Veselka Kuncheva. Je n’en ai pas rêvé, mais je me souviens avoir été un enfant renfermé. Je préférais m’imaginer des choses et des histoires, des héros, etc. Mon jeu préféré était celui des petits chevaux. Ce que j’aimais par-dessus tout, c’était de jouer toute seule contre trois autres joueurs que je mettais des heures à imaginer. Je connaissais le caractère de chacun, quelle était sa motivation à jouer, pourquoi il voulait gagner, quel était son but. Pendant que je jouais et je jetais le dé à la place des autres, ils se fâchaient, faisaient des scandales. Un jeu pouvait continuer deux, trois heures et c’était passionnant. C’est comme lire un bouquin. Je ne jouais pas beaucoup avec les enfants. Ma mère pensait que j’étais sociopathe. Tout cela me fait penser que dès mon plus jeune âge j’avais l’envie de créer mes propres mondes imaginaires, c’est-à-dire de créer des mondes différents qui fonctionnent et que je puisse comprendre. Par ailleurs, mon lien avec le théâtre est le fruit du hasard. Mon frère fréquentait des cours pour devenir comédien. Et c’est grâce à lui que j’ai commencé les cours à l’école d’Orhan Tair. J’ai commencé petit à petit à participer. J’ai très vite compris que j’avais le trac et que je préférais observer plutôt que participer. Quand je me suis présentée au concours d’entrée pour devenir metteur en scène, j’étais d’abord admise dans la classe du professeur Atanas Ilkov. C’est ensuite que je suis passée dans celle du professeur Slavcho Malenov.

Nikola Vandov. Tu as dit que ton plus grand professeur est Marieta Golomehova, que tu as beaucoup appris d’elle, mais qu’il reste encore tant à apprendre. Est-ce vrai ?

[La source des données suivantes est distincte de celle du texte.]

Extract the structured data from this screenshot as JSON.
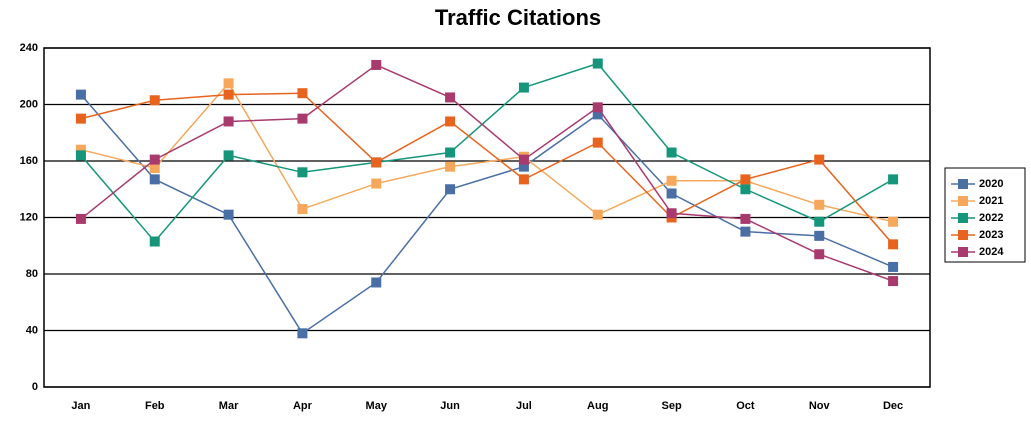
{
  "chart_data": {
    "type": "line",
    "title": "Traffic Citations",
    "categories": [
      "Jan",
      "Feb",
      "Mar",
      "Apr",
      "May",
      "Jun",
      "Jul",
      "Aug",
      "Sep",
      "Oct",
      "Nov",
      "Dec"
    ],
    "series": [
      {
        "name": "2020",
        "color": "#4a6fa5",
        "values": [
          207,
          147,
          122,
          38,
          74,
          140,
          156,
          193,
          137,
          110,
          107,
          85
        ]
      },
      {
        "name": "2021",
        "color": "#f5a85c",
        "values": [
          168,
          155,
          215,
          126,
          144,
          156,
          163,
          122,
          146,
          146,
          129,
          117
        ]
      },
      {
        "name": "2022",
        "color": "#15967a",
        "values": [
          164,
          103,
          164,
          152,
          159,
          166,
          212,
          229,
          166,
          140,
          117,
          147
        ]
      },
      {
        "name": "2023",
        "color": "#e8641e",
        "values": [
          190,
          203,
          207,
          208,
          159,
          188,
          147,
          173,
          120,
          147,
          161,
          101
        ]
      },
      {
        "name": "2024",
        "color": "#a83a6e",
        "values": [
          119,
          161,
          188,
          190,
          228,
          205,
          161,
          198,
          123,
          119,
          94,
          75
        ]
      }
    ],
    "ylim": [
      0,
      240
    ],
    "yticks": [
      0,
      40,
      80,
      120,
      160,
      200,
      240
    ],
    "grid": true,
    "legend": "right"
  }
}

Veselka Kuncheva. Absolument. Et j’espère en apprendre encore. Sinon ce métier n’a aucun sens. À mes yeux, Marieta est le plus grand professeur en ce qui concerne la pratique. Je peux nommer tant d’autres de grands professeurs, venant du cinéma, du théâtre, des livres mais Marieta est la personne avec laquelle on continue le chemin de l’apprentissage ensemble. Au début c’était principalement moi qui recevais des leçons d’elle. C’est aussi elle qui m’a permis de croire que ce que nous voyions et ce que nous voulions faire, tout cela était juste. Au début les inconnus sont bien plus nombreux que les connus. Le grand changement et la décision de faire du théâtre qui me passionne sont venus du laboratoire à Stara Zagora, dirigé à l’époque par Petar Pashov et Petar Tsankov. Ils nous y emmenaient, nous montraient comment essayer, se détendre, ne pas chercher à atteindre des résultats. Sans craindre de commettre une erreur, de tomber. Et c’est alors que j’ai compris que c’est ce théâtre que je voudrais faire. Nous avons commencé par The Big Quixotic Jungle, Pinocchio-interdit aux enfants et quelques autres spectacles extrêmement difficiles à mettre en scène. Difficiles car le système que nous utilisions n’était pas encore admis. Le fait de ne pas avoir de dramaturgie stable, de partir de zéro, d’étudier plutôt le thème en train d’être développé grâce aux acteurs sur scène et au matériel que Marieta leur donne. Tout spectacle est risqué quand on travaille selon ce principe. On n’est jamais surs d’atteindre notre objectif. À chaque fois que nous nous aventurons dans les profondeurs d’un spectacle, le risque de ne pas pouvoir y retourner est bien réel. À chaque fois que je me sens bien au cours d’un travail, que je me sens à l’aise, je sais que quelque chose cloche. J’entame de suite une discussion avec Marieta afin de trouver l’erreur. Il ne faut jamais qu’on soit à l’aise. Cela signifie qu’on joue sur du velours.

Nikola Vandov. Cela ressemble à du masochisme, mais on dit que c’est ainsi que le grand art est né …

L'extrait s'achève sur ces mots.